– Я говорю так решительно потому, что основываю свои суждения на собственном опыте, – продолжал Слободской. – При покойном отце крестьянам моим было так плохо, как хуже быть не может: отец почти безвыездно жил в Париже; в именьях распоряжались управляющие – грабили, разумеется, и разоряли крестьян до невозможности; когда я вступил во владение именьями, первым делом моим было искоренить весь старый порядок и злоупотребления; я сменил управляющих, уничтожил барщину и посадил мужиков на оброк, зная, что такое положение для них несравненно легче барщины. Сотни, тысячи помещиков берут двадцать, двадцать пять рублей и более оброку; я назначил всего пятнадцать с семейства – с тягла, как там называют… Кажется, сделано было все, что только можно сделать! Какой же вышел результат? Крестьяне сделались только неисправнее; с первого же года до настоящей минуты я только и слышу, что о недоимках и недочетах, чего прежде, при отце, никогда не бывало!.. Далеко идти незачем; я теперь более месяца без денег… Пишу, пишу, – недели проходят, прежде чем пришлют из той или другой конторы каких-нибудь четыре-пять тысяч! После всего этого поневоле придешь к убеждению, что при снисходительном, гуманном, как говорят теперь, управлении народ делается только неисправнее и балуется; управлять им, как видно, может только страх; горько сознаться – но это так!..

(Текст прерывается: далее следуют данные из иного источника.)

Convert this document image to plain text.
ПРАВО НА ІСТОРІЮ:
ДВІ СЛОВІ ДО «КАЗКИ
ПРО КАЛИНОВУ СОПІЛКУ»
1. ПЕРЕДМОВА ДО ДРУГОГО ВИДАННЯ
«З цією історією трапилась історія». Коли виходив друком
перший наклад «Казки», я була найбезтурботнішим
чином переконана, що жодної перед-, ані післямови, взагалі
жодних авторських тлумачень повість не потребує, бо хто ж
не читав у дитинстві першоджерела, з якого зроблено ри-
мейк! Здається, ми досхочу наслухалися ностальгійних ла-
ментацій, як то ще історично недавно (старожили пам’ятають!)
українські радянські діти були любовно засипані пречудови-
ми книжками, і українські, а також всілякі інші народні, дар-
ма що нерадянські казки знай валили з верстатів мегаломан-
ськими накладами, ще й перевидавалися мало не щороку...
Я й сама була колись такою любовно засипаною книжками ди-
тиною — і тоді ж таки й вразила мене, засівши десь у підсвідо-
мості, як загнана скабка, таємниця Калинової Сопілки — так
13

– Что ж вы хотите, Слободской, чтоб я сказал вам на это?.. – произнес небрежным тоном и по-французски господин, лежавший на кушетке, – мне отвечать нечего; вы по этому предмету давно знаете мои убеждения!..
Убеждения этого господина заключались в том, что он называл Россию непроходимою тундрой и отвергал в русском народе, которого величал тунгусом, всякую способность к развитию. Происходя из чисто русской фамилии Ипатовых, он ненавидел все русское, и нельзя было лучше польстить ему, как сказав, что он по выговору, привычкам своим и наружности представляет совершеннейший тип француза или англичанина. Не имея понятия о самых главных, основных фактах отечественной истории – фактах, известных почти каждому школьнику, не прочитав во всю жизнь ни одной русской книги, потому что, как сам он говорил, вся русская литература не стоила маленькой комедии Октава Фелье или пословицы Мюссе, оставаясь так же равнодушен, как какой-нибудь японец, к самым живым событиям, совершающимся в отечестве, – он в то же время с неимоверною жадностию поглощал иностранные газеты, revues и брошюры.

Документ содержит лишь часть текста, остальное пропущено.